Dançar faz bem para a saúde do corpo e da mente

Prática proporciona benefícios como melhora no condicionamento físico e na socialização

Treino do seu jeito 5 min. de leitura
Dançar faz bem para a saúde do corpo e da mente

A prática de atividades físicas regulares é muito importante para manter a saúde do corpo. Entretanto, muitas pessoas não se identificam com musculação, corrida, spinning e outras modalidades comuns nas academias e acabam deixando o exercício de lado. Diante desse cenário, as aulas de dança estão se tornando cada vez mais populares, ganhando praticantes que veem nelas uma alternativa às modalidades mais tradicionais.

Segundo a professora de dança Camila Malassa, a prática é uma saída para quem deseja fazer exercícios aeróbicos: “é muito genérico falar de dança, pois existe um número elevado de modalidades, e cada uma tem a sua particularidade. Quando pensamos nas que são oferecidas em academias, como zumba, ritmos, fit dance, podemos compará-las a atividades que podem atingir várias intensidades de frequência cardíaca, mas que focam principalmente exercícios aeróbicos, como o jump e o spinning”. Porém, a professor ressalta que a dança não proporciona ganho de massa muscular: “não é alternativa para atividades de fortalecimento muscular, como a musculação e o crossfit”.

Todos podem dançar

mulher dançando na cozinha
(Fonte: Giphy)

A dança é recomendada para toda e qualquer pessoa e traz inúmeros benefícios, independentemente de idade, gênero, condição física, mental ou social. “Sempre vai existir um estilo de dança que você vai conseguir fazer”, destaca Camila. “Em 2019, a minha aluna mais nova tinha 6 anos e o aluno mais velho tinha 68 anos — e eu fui a primeira professora de dança dele. Também tive a oportunidade de trabalhar com um aluno autista, com pessoas com ansiedade e depressão; e tenho um colega de profissão incrível que não tem uma parte do braço”. Cada modalidade exige um condicionamento físico diferente, e cabe ao professor ou à professora identificar e respeitar as especificidades de cada um.

Camila recomenda que, antes de ingressar em uma turma de dança, a pessoa se certifique de estar com a saúde muscular em dia, para evitar lesões, e utilize roupas e sapatos adequados, para não sobrecarregar as articulações.

Benefícios da dança para a saúde do corpo e da mente

Segundo a professora, dançar proporciona diversos benefícios para a saúde. “A dança melhora a circulação e os batimentos cardíacos, ajuda na memória, gasta calorias, melhora a coordenação motora, alivia o estresse, melhora a flexibilidade e o equilíbrio, fortalece o coração, entre outros benefícios. Faz conhecer melhor o corpo, o que evita lesões e previne dores no futuro”.

Mas não é só para a saúde física que a dança traz melhorias. A prática faz bem para a mente. “Quem começa a dançar com objetivos mais profundos do que a perda de peso conquista resultados muito mais significativos. Aqui, estamos colocando a dança como atividade física, mas vale lembrar que ela é uma arte”, ressalta Camila.

Melhora na autoestima

mulher treinando dança
(Fonte: Selfit)

As aulas de dança permitem que as pessoas possam experimentar o próprio corpo e apresentá-lo a sensações e movimentos incomuns, fazendo com que se conheçam melhor. “Quando eu passo a colocar o meu corpo em situações em que ele está se desafiando, passo a me sentir mais capaz. Isso dá um salto enorme na autoestima. Além disso, nosso corpo e nossa mente são uma unidade. Há travas mentais [de não se sentir apto a fazer algo], que podem ser ‘liberadas’ através de movimentos do corpo”, conta Camila. A professora destaca ainda que a dança é uma forma de criar conexões reais, fazer amigos e socializar.

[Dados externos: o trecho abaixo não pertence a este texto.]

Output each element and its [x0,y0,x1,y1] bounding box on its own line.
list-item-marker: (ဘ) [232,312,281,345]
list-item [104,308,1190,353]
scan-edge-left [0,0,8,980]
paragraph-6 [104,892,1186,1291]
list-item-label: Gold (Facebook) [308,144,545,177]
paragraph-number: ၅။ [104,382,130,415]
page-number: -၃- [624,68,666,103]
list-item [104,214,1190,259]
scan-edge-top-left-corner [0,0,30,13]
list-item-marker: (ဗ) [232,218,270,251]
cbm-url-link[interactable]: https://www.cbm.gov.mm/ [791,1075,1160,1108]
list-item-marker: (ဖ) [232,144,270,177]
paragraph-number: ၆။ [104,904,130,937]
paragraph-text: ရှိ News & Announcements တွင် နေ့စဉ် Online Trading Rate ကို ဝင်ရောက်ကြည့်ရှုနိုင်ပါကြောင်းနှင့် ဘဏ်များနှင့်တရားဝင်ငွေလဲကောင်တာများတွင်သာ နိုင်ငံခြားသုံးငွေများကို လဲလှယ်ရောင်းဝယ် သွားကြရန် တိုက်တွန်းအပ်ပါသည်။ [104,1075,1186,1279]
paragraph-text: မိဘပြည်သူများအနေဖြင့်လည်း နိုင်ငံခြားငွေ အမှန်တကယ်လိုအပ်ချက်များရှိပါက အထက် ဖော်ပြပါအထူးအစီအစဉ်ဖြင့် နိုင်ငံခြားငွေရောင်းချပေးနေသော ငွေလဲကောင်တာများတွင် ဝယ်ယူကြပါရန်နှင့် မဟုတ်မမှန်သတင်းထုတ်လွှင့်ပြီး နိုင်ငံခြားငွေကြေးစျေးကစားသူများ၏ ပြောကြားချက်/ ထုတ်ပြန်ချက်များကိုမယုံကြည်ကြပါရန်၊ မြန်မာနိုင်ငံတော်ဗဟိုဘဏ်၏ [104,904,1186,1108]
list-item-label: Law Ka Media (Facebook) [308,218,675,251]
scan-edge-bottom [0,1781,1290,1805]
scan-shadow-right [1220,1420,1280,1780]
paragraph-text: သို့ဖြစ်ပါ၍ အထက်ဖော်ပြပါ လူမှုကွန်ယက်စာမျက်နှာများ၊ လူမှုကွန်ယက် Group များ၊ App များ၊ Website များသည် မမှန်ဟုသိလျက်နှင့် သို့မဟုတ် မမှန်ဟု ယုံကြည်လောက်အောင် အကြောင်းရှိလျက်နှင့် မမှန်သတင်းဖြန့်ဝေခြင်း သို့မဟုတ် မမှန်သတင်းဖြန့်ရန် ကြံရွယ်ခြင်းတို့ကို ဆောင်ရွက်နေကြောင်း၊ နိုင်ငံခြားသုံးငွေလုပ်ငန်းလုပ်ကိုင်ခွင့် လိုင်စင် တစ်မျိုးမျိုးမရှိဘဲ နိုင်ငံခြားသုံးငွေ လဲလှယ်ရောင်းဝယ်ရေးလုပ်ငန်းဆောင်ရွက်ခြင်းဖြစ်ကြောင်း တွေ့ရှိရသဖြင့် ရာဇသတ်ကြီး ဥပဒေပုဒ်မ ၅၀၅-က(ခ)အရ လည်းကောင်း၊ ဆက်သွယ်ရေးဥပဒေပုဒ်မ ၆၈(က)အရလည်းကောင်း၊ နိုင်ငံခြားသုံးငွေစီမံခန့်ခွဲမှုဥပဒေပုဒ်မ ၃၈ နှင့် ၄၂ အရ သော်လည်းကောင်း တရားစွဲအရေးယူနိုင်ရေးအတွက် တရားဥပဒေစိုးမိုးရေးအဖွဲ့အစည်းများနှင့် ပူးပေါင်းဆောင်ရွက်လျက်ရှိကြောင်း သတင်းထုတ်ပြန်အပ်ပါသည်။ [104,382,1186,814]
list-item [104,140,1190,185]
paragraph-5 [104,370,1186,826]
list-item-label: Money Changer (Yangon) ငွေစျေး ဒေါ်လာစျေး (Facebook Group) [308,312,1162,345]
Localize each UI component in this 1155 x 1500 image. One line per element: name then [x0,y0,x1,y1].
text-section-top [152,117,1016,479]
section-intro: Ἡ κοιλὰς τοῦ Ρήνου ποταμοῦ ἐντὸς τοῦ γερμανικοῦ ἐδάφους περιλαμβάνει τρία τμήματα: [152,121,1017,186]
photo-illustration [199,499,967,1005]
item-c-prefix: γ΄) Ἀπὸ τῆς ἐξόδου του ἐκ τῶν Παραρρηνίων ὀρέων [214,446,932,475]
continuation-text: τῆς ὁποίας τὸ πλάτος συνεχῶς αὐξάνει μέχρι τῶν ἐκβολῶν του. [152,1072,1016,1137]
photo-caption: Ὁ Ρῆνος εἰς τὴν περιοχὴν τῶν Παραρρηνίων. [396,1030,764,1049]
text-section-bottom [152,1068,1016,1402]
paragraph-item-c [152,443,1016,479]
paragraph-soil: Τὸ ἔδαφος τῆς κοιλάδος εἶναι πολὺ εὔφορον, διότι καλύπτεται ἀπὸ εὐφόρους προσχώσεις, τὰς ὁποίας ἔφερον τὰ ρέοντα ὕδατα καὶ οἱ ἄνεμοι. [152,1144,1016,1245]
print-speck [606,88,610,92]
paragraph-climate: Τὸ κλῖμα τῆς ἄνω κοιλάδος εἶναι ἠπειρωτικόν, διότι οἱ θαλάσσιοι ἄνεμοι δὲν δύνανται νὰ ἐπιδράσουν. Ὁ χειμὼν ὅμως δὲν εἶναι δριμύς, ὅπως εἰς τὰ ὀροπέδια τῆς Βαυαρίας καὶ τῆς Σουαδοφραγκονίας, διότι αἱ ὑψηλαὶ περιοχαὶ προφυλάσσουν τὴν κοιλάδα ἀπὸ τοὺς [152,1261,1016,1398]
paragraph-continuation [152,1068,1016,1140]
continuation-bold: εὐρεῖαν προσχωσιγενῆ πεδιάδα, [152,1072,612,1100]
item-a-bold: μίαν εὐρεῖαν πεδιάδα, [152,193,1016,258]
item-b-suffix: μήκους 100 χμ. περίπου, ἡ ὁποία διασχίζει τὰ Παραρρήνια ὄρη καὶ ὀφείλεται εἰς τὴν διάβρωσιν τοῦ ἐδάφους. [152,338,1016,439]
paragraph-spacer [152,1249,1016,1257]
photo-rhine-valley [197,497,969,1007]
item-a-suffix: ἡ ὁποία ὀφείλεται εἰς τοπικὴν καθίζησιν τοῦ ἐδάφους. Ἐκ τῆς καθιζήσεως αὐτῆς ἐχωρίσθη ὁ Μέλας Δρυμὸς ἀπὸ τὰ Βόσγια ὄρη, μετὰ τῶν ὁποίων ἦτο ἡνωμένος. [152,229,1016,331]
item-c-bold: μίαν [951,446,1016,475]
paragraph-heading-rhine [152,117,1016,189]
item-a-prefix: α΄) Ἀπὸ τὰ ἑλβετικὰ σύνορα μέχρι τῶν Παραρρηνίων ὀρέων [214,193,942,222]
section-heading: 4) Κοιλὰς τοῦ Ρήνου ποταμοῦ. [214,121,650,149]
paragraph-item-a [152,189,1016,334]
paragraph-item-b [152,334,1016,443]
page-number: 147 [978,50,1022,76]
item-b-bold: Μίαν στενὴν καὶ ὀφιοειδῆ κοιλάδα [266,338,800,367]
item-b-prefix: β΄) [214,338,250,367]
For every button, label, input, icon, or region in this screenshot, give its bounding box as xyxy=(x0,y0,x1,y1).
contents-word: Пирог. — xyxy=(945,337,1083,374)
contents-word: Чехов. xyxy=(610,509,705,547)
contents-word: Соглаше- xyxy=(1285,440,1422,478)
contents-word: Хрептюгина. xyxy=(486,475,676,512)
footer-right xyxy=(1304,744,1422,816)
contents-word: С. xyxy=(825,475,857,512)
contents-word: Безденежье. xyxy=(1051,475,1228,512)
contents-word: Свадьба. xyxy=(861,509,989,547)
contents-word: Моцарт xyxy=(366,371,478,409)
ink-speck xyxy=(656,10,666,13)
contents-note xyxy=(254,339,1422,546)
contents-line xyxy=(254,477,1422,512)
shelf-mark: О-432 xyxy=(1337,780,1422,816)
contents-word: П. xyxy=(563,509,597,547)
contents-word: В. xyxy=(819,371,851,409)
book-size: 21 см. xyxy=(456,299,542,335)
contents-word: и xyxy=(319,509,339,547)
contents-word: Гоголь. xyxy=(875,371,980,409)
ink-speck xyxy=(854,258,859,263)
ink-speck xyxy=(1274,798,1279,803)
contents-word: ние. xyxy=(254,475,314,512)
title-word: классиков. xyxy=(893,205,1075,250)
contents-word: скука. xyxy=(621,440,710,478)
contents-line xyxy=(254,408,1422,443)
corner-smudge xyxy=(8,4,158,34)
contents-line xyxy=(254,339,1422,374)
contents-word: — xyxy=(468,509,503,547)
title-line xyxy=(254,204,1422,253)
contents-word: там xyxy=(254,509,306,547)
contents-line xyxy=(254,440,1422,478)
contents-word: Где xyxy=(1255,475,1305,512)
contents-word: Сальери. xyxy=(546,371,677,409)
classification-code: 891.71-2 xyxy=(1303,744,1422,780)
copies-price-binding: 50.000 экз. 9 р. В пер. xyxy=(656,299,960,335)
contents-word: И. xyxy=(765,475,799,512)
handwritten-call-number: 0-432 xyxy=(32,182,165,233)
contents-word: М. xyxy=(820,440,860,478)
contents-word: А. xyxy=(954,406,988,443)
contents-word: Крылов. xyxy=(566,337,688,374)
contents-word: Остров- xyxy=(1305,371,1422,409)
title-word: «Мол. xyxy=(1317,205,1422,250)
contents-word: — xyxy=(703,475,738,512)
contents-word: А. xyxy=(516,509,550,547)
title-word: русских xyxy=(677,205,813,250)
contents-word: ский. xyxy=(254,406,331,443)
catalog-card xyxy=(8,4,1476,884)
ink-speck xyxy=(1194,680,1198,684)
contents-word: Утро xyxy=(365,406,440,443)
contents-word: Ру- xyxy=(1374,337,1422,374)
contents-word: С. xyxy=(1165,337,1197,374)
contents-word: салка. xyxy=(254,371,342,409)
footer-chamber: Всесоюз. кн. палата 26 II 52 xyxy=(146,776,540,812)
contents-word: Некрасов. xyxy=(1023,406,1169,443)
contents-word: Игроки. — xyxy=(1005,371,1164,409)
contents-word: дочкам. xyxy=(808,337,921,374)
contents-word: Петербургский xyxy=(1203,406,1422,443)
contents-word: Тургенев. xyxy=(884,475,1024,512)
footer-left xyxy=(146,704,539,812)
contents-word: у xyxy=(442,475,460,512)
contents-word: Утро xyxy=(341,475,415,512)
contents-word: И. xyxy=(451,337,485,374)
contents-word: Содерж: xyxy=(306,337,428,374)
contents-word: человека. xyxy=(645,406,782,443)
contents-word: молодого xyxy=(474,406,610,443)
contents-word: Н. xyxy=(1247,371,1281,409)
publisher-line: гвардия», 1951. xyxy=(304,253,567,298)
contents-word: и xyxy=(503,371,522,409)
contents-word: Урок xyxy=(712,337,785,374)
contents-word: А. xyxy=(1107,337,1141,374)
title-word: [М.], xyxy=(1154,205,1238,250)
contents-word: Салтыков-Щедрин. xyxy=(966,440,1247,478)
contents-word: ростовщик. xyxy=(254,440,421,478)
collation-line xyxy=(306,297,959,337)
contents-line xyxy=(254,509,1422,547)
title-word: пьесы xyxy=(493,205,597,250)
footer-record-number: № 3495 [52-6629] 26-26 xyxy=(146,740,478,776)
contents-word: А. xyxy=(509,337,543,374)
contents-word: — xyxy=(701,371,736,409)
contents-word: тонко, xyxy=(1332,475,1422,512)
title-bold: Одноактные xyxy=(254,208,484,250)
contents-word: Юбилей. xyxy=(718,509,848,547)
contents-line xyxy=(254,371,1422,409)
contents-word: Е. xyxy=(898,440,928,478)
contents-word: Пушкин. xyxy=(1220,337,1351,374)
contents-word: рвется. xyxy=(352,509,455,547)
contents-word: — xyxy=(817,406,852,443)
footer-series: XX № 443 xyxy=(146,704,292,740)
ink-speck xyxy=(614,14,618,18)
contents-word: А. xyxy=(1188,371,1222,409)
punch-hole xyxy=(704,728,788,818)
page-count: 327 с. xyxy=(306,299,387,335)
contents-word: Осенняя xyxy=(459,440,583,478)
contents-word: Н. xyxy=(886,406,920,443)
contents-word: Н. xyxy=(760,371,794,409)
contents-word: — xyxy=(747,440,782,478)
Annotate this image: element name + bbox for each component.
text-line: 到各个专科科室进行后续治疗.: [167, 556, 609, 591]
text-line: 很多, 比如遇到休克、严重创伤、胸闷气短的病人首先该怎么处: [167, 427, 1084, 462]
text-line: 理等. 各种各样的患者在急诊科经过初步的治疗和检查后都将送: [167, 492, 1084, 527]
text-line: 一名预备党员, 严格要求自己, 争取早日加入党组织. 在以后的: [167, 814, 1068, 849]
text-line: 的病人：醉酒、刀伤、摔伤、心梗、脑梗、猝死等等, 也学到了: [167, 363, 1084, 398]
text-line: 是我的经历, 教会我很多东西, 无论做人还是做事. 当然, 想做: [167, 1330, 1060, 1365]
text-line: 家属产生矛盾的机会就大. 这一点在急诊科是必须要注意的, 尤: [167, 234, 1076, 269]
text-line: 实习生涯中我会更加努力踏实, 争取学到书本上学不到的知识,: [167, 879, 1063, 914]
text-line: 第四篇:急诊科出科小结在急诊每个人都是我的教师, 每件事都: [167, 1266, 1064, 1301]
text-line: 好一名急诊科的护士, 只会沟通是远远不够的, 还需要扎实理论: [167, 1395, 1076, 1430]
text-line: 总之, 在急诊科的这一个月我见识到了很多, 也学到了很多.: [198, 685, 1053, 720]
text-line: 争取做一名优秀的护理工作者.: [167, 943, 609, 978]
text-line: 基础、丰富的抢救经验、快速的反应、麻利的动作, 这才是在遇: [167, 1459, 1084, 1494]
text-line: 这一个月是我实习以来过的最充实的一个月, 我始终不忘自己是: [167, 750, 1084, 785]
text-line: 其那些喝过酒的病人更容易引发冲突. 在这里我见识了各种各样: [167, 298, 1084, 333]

Não há motivo para medo ou vergonha

Camila destaca que muitas pessoas têm medo de começar a prática por acharem que não sabem dançar ou terem vergonha. Segundo ela, os corpos estão acostumados a ficar imóveis durante longos períodos: “É o modelo tradicional de escolas, faculdades e escritórios. Boa parte desse receio vem da nossa memória emocional dos tempos de escola, e as pessoas sentem como se estivessem entrando em uma turma nova, onde todo mundo já se conhece, mas nunca tiveram acesso a nenhuma daquelas matérias e ainda está na metade do ano”.

Com quem acha que é duro ou não têm ritmo, a professora brinca: “não tem como a gente esperar que tudo esteja funcionando em um carro que está há anos sem uso”. Porém, no decorrer das aulas, ela ressalta que todos notam que as articulações voltam a funcionar e os iniciantes aprendem a ter ritmo. “O nosso corpo foi feito para se mover! A gente só precisa lembrar como fazer isso”, finaliza.